The way I see it, Google Apps is a way of capturing your data. This isn't pernicious in intent, and it does give you a centralized place to store information and collaborate with colleagues and partners. Companies using SharePoint also use Google Docs to collaborate with people outside the corporate firewall.
That's just the first step in Google's juggernaut -- destination Desktop. The next step is, of course, Google Gears, which Google hopes will mobilize an army of volunteers creating applications that work both online and off (offline access being, for the time being at least, Google's Achilles Heel).
Chrome is the next nail in Microsoft's coffin (no one on either side bothers denying that they are each other's main rival), and if it continues gaining share in the browser market at its current pace, may push Explorer into uncharted territory (which is to say, no longer first place).

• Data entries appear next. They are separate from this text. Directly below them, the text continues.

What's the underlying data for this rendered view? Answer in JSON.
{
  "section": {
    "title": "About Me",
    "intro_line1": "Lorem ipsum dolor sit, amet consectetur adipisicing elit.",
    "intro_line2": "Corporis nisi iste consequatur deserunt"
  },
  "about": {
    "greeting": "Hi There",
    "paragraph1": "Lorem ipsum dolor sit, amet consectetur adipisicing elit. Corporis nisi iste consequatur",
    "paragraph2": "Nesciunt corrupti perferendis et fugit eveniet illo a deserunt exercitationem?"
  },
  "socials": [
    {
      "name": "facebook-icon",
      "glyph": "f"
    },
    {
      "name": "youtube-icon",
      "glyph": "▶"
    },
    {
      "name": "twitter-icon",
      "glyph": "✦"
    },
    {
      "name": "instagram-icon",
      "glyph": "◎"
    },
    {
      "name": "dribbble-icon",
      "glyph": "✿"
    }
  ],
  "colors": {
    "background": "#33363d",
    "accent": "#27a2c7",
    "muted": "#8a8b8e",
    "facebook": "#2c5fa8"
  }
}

Now comes Voice, which, among many other features, would make both the email and contacts features of Outlook, if not obsolete, at the very least irrelevant.

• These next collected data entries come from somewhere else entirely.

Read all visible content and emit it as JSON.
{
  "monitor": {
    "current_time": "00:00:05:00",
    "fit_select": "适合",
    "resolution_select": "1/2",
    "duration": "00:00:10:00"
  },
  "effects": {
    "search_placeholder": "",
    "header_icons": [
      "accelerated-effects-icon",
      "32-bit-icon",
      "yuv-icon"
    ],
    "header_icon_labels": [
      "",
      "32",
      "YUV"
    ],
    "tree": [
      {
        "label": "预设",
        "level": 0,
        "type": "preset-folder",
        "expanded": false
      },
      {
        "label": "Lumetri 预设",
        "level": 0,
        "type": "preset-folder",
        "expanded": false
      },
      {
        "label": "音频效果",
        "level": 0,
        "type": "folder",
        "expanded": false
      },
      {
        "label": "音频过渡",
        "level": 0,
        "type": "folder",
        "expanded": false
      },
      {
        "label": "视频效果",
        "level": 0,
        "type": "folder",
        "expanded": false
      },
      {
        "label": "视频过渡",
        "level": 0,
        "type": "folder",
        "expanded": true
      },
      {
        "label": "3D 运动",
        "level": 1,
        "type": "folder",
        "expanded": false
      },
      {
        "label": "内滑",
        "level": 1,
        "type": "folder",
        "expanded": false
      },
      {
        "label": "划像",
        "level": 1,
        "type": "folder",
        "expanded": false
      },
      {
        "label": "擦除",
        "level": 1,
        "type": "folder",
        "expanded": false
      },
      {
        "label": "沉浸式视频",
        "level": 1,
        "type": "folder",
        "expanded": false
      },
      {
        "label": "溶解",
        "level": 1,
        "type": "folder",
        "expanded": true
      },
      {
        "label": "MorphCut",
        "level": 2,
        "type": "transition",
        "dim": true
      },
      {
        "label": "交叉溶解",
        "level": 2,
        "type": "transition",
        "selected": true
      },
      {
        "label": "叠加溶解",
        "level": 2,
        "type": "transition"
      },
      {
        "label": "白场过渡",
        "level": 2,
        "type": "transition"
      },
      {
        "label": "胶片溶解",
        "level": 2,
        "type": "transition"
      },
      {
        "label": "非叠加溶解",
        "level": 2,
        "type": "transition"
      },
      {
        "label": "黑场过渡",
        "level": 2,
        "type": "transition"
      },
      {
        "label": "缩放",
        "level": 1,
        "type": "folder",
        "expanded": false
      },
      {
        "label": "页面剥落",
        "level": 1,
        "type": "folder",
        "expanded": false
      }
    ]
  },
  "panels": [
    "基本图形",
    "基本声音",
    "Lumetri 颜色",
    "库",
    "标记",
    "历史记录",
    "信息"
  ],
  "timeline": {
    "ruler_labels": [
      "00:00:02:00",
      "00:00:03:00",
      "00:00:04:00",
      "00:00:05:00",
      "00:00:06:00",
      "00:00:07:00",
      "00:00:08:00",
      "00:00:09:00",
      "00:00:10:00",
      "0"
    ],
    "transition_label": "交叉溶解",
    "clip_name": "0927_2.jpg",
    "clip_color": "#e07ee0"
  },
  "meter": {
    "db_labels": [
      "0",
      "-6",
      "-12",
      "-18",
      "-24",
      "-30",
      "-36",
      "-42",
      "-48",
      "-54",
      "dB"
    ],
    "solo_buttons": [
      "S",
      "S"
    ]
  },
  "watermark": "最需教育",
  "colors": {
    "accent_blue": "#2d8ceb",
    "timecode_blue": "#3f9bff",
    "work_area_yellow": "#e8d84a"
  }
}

Sometimes, Google seems to over-reach or overextend itself, but it looks pretty formidable when it puts its mind to a given problem.
Ironically, the only area where Google can't seem to get serious traction despite very serious efforts is enterprise search. Most customers believe--and analysts concur--that while Google is king of Web search, it doesn't have the Wheaties for bringing back meaningful results in searches of corporate databases.
I said earlier that Google is engaged in a pincher movement, and the main company in danger of getting squeezed out is Microsoft. But it's too early, and Microsoft employs too many bright people, to be counted out this early.
What are the chinks in Google's armor? Let me know your thoughts.